A primary consideration in the field of video data processing applications is the time involved in executing operations on the extremely large quantities of data involved. As modern displays become ever more sophisticated, larger volumes of more complex data are involved. For example, typical low-end displays are becoming available having a dimension of 1000.times.1000 pixels or 1 million pixels values. More particularly in the field of color graphics, each pixel is represented by a significant plurality of bits (often 24 bit) representing red, green and blue intensity values which must be processed in complex video data processing applications. When a single host processor must handle all graphic computations, the result typically is an unacceptably long execution time. It is relatively well known in the computer art that where a given problem requires a great many computations that a certain amount of time can be saved by performing certain computations in parallel. In video data processing this can be done by employing a plurality of processors to simultaneously operate on different parts of the image. One solution is to have a plurality of simple processors with a processor for every pixel in the image. A special purpose control processor issues data and special instructions to each of the plurality of pixel processors. It has similarly been known to arrange such pixel processors variously in an array, or in a line wherein the whole raster scan image can be processed concurrently, a line at a time, or as subsets of the array, i.e., sub arrays.
Although such systems have been known in the prior art, they have not been widely used due to the system overhead of supplying data and commands to the plurality of pixel processors and subsequently storing the data produced in the frame buffers. Also, in such applications the frame buffers themselves become very complex. Accordingly only very simple pixel operations have been performed by such prior art multiprocessor systems as exemplified by the following publications.
i) Fuchs, H. Poulton, I., Paeth, A and Bell A., "Developing Pixel Planes, A Smart Memory Based Roster Graphics System," 1982 conferenced on Advanced Research in VLSI, at MIT, Jan 17, 1982 pp. 137-146. PA1 ii) Clark, J. H., and Hannah, M. R. "Distributed Processing in a High Performance Smart Image Memory", Lambda, 4th Quarter 1980 pp. 40-45.
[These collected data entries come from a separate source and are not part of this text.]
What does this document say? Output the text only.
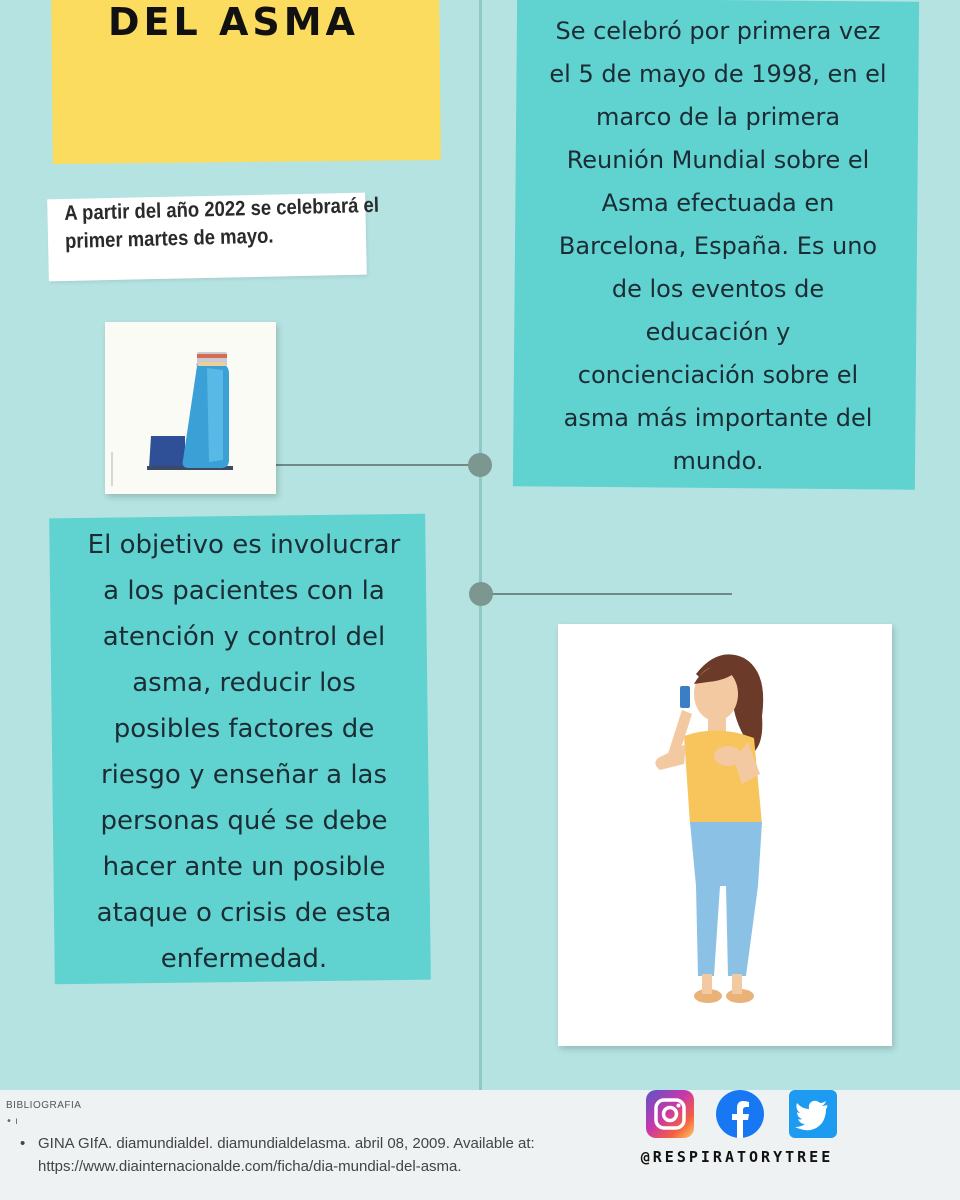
DEL ASMA
A partir del año 2022 se celebrará el primer martes de mayo.
Se celebró por primera vez
el 5 de mayo de 1998, en el
marco de la primera
Reunión Mundial sobre el
Asma efectuada en
Barcelona, España. Es uno
de los eventos de
educación y
concienciación sobre el
asma más importante del
mundo.
El objetivo es involucrar
a los pacientes con la
atención y control del
asma, reducir los
posibles factores de
riesgo y enseñar a las
personas qué se debe
hacer ante un posible
ataque o crisis de esta
enfermedad.
BIBLIOGRAFIA
• ı
• GINA GIfA. diamundialdel. diamundialdelasma. abril 08, 2009. Available at: https://www.diainternacionalde.com/ficha/dia-mundial-del-asma.
@RESPIRATORYTREE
As indicated above, the types of operations which have heretofore been available with such processor per pixel video architectures have been extremely limited in nature and, more particularly, limited in the complexity of the operations performed. In the field of color graphics, due to the amount of data involved per pixel, the manipulative operations become quite complex and frequently require relatively involved computations as compared to black/white or grayscale operations. The types of applications that have been envisioned for color graphics are complex, and have been limited due to the large amount of time necessary to perform the operations on a pixel by pixel basis. Further, due to the complexity of the operations, it has never been considered feasible to perform such operations as shading of three-dimensional images and anti-aliasing on anything approaching a processor per pixel type of display architecture which might be constructed as an SIMD pixel processor architecture.
In video displays, when projecting a three-dimensional image onto a two-dimensional surface, the attaining of uniformly shaded areas in the polygons making up the image and anti-aliasing of the intersecting edges of these polygons to provide an enhanced image has always been a complex problem. The basic geometry for providing the shading and anti-aliasing has long been known as will be set forth more fully subsequently. However, providing such enhanced images via an SIMD architecture has never been considered feasible due to the complexity of the computations which must be performed. Hence, such image upgrading is conventionally done serially, pixel by pixel in a host or image processor.
In such color images, the triangle is the primitive shape for modeling three-dimensional surfaces. Although rectangles have also been used, triangles have the important advantage that they retain their planarity under perspective transformation. To render a three-dimensional surface, the triangles are projected onto a two-dimensional surface, the image plane. The triangles are drawn from back to front to remove hidden surfaces (by known algorithms). In order to provide optimized displays, it is desired that each triangle be smoothly shaded and have anti-aliased edges. This is well known. The smooth shading creates the effect of a continuous surface, and anti-aliasing of edges results in smooth rather than jagged boundaries which further contribute to the effect of continuity of the displayed image. Conventional serial systems have not been able to generate such images at acceptable speeds. The herein disclosed invention greatly improves this situation by exploiting parallelism in an economical SIMD pixel processing architecture realizing a novel program which is run identically on each processor and contains the requisite data modification constructs whereby each processor is capable of modifying its own particular pixel in an array of pixels to produce a smoothly shaded, anti-aliased, three-dimensional image on the display screen.